The United States deployed an amphibious squadron off the coast of Venezuela to confront the threats from drug cartels (EUROPA PRESS/ARCHIVE)
International politics rarely offers scenes as theatrical as the current dispute between the United States and the regime of Nicolás Maduro. The White House, under Donald Trump's mandate, has decided to go beyond rhetoric: deploying three destroyers off the Caribbean coast, accusing Maduro of narcoterrorism, and offering 50 million dollars for information leading to his capture. These are not just gestures, but a strategic architecture whose explicit goal is to erode what little legitimacy remains in a regime that, in reality, does not govern but rather administers the inertia of a devastated country.
Maduro: a dictator masked as president
It is important to emphasize precisely: Maduro is not a legitimate president. The United States—along with a good part of the West—never recognized him as such. The elections that extended his term were fraudulent, and his “popular power” is a mirage sustained by the bayonets of a military-corporate elite and the repressive control of a state that functions as a cartel. It is almost grotesque that, in response to Trump's naval deployment, Maduro announced the mobilization of 4.5 million militiamen to “defend the homeland,” when the most reliable electoral turnout figures barely attribute him 3.3 million votes. Where do these paper armies come from? The political math of chavismo has long ceased to match reality.
The contrast is brutal: while Trump portrays him as the head of the “Sons of the Sun Cartel,” a narco-state sheltered in Bolivarian rhetoric, Maduro tries to cloak himself with the aura of a popular commander willing to resist “imperial provocation.” The first has legal backing, the second barely has a propaganda foundation.
Trump's strategy: ships and rewards
Trump knows that the word “dictator” loses its edge if repeated excessively.
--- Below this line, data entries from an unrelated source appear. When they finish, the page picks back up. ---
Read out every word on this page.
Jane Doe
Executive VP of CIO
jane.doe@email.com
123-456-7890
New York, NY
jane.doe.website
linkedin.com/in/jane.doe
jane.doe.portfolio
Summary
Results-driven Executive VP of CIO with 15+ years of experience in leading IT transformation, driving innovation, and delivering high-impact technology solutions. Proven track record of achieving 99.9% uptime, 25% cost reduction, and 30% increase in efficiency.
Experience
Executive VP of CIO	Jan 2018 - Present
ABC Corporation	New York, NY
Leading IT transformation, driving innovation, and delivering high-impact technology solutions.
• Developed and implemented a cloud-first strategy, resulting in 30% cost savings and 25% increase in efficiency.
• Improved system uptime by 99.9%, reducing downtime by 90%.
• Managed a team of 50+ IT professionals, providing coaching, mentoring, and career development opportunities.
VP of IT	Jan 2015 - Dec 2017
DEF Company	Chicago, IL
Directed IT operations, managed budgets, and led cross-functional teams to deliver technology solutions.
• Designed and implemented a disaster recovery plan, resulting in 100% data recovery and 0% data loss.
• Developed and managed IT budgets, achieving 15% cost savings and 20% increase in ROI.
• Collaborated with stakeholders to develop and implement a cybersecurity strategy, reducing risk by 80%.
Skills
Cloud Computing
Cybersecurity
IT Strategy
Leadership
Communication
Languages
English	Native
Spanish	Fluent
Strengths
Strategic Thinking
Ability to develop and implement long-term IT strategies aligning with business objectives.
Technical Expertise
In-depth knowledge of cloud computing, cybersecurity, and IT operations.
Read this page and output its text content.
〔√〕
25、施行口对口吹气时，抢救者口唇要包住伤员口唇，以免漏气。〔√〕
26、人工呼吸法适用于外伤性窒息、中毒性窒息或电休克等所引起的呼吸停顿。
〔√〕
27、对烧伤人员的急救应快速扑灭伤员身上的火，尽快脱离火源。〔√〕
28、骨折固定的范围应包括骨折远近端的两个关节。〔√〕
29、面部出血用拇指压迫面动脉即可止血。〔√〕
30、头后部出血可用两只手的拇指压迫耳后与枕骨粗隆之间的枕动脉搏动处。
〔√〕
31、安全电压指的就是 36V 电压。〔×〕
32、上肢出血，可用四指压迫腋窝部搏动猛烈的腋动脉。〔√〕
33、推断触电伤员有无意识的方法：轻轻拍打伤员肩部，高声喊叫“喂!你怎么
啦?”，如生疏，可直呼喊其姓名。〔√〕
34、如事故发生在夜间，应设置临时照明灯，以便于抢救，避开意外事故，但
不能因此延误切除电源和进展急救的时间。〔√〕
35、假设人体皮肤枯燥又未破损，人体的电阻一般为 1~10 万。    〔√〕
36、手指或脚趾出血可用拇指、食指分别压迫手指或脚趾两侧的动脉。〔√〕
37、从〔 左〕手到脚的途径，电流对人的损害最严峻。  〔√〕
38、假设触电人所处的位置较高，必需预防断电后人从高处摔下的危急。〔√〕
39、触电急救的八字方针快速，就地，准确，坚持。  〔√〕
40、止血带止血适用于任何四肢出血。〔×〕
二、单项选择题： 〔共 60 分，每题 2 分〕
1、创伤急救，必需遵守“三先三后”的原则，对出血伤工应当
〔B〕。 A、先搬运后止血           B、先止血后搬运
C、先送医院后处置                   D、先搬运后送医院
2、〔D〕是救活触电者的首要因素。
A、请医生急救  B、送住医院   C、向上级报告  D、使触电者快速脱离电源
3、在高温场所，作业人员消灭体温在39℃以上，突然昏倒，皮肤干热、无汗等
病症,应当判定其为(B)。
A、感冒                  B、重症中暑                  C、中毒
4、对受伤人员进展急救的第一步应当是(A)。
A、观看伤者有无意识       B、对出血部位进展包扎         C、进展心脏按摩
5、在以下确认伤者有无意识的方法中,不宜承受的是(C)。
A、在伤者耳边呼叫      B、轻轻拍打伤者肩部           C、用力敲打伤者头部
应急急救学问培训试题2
That’s why he turned it around: it’s not enough to accuse Maduro of authoritarianism; he must be accused of narcoterrorism. In doing so, he removes him from the political arena and places him in the territory of organized crime. This justifies before his own electorate and the hemisphere a policy of harassment that doesn’t need classical intervention to be effective.
The deployment of three naval destroyers in the Caribbean is a calculated gesture: too strong to be ignored, too restrained to constitute an invasion. Washington resorts here to a strategy of “amphibious coercion”: showing military muscle as a warning, conditioning the chavista leadership, and, in passing, sending a message to Moscow, Havana, and Tehran.
The response from Caracas: militias and rhetoric
Under pressure, Maduro rehearses his classic repertoire: denunciation of “imperialist provocation,” threats of mass mobilization, and an inflamed discourse of resistance. However, his own narrative betrays him. Proclaiming the existence of millions of militiamen ready to fight sounds more like theater than strategy. It’s hard to imagine a crumbling state apparatus, incapable of guaranteeing electricity and water in Caracas, organizing effective defense against American naval power.
Maduro's true defense isn't his militias but the network of international complicities that sustain him. Russia, with Vladimir Putin at the helm, emerges as an essential ally, offering diplomatic, military, and financial support. It’s no coincidence that every American move in the Caribbean generates immediate echoes in the Kremlin. Venezuela is, for Moscow, a symbolic resistance piece against American hegemony in the hemisphere.
Improbable invasion, permanent siege
The hypothesis of a large-scale American invasion is, for now, improbable. It would be costly, risky, and politically draining. But this improbability doesn’t mean tranquility: what Maduro faces is a form of permanent siege, where the destroyers at sea, the million-dollar reward, and the psychological warfare of American intelligence undermine the stability of the regime day by day.
What Trump understood—and what deeply unsettles Maduro—is that it’s not necessary to occupy Caracas to put him on the ropes. It’s enough to erode his legitimacy, isolate him internationally, sow doubts within his military circle, and remind all potential traitors that their boss has a price in dollars.
The war of legitimacies
The initial question—does the United States invade Venezuela?—must be reformulated. There are no marines marching towards Miraflores, but there is an invasion of another kind: an invasion of legitimacy. Trump redefines Maduro as a narcoterrorist, the Justice Department turns him into a fugitive, the naval fleet encircles him in a symbolic siege, and the Venezuelan people themselves reduce him to a dictator who only sustains himself with cardboard votes and prop militias.
Ultimately, the battle is not fought on the beaches of the Caribbean, but in the slippery terrain of international narrative. And there, Maduro is already losing. The real question isn’t whether the United States will invade Venezuela, but how much longer a dictator can stand when even his allies know that his fate is mortgaged.